Afterward, it wasn't as if coach Doug Collins wanted to pretend that this was "just one of those games" that happen in a "long NBA season." No. He gave it to you straight: when Miami is good, there's absolutely nothing the Sixers can do. Put it another way? Miami's best is better than the Sixers' best, although more accurately you could say Miami's good is better than the Sixers' great.
This is the truth, and since we said all along the truth is revealed in the playoffs, that's what's happening. The Sixers' interior is being dominated by an opposing interior that isn't actually considered top notch, but merely mediocre. Iguodala can't create any offense during the postseason, not when defenses have shifted out of their oh-it's-just-another-regular-season-game style and into do or die. And the team's halfcourt offense, when boarded inside that half-court line, just doesn't have the pieces (enough shooters, enough big men, any go-to scorer) to compete with a team like Miami.

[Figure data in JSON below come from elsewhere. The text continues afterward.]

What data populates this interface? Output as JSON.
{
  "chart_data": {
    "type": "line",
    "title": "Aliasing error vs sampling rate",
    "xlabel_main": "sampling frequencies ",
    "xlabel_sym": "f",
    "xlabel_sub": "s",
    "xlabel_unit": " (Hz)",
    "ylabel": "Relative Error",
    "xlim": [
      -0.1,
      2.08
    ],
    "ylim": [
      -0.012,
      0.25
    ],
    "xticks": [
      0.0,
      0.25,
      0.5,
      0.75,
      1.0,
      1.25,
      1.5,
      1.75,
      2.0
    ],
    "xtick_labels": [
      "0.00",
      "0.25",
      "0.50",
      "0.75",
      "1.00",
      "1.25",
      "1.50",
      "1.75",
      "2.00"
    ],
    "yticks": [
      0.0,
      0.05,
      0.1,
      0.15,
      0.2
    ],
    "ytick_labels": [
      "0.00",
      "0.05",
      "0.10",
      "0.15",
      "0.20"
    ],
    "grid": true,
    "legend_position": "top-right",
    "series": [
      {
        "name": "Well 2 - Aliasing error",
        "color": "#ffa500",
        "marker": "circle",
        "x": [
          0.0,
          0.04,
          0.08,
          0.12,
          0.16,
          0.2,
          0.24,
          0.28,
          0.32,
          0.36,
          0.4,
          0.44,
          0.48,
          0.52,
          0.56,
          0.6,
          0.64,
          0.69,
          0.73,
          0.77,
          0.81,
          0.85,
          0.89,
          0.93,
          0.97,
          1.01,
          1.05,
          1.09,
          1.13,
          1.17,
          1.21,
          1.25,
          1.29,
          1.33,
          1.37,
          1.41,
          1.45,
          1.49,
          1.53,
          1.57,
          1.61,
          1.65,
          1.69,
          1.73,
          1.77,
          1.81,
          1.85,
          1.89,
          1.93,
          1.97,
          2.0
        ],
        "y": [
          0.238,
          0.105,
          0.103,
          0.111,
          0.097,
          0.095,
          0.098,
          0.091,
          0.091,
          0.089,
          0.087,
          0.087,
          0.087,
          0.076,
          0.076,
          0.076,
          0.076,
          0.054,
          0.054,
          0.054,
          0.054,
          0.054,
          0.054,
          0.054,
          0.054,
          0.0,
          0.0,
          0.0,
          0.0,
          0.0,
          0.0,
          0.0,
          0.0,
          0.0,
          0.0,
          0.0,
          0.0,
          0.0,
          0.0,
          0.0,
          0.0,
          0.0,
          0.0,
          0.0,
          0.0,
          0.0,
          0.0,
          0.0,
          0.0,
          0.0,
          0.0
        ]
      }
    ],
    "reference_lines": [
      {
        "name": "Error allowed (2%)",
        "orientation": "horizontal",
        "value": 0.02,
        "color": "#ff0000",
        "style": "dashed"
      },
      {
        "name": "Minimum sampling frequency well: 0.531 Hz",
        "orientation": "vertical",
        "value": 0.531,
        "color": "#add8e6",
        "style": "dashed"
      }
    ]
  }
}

(On a positive note: Evan Turner looked good tonight and Jrue Holiday has had a strong presence in both games. Also, Thaddeus Young continues to play 100 miles an hour and pile up numbers, which would be beneficial if they were supporting-actor numbers instead of leading-role numbers ... but that fact is just another example of why the Sixers struggle in a post-season series.)
So what now?
Realistically, sitting here after the game and listening to Collins and the guys, the Sixers now understand the reality of the sitation. It's possible that Saturday's mild success had them believing in a vision that was really just a dream. Tonight, they got clobbered over the head by real life: Miami is so much better and Miami is going to end this series in four games, lopsided ones at that, if the Sixers don't find something that will work. Hawes must wake up, Iguodala must stop worrying about every other factor on the court -- the calls of the referees, forgotten plays, miscommunicated defensive assignments -- and play like a team leader, which in other games might not mean scoring, but when your team can't even reach 75 points, definitely does mean scoring. And Lou Williams must return to being Lou Williams because without him this team won't make it to halftime within arm's reach of Miami.
And even all of that -- for anyone who watched tonight's demolition -- might not produce victory, but it will keep things from getting embarrassing.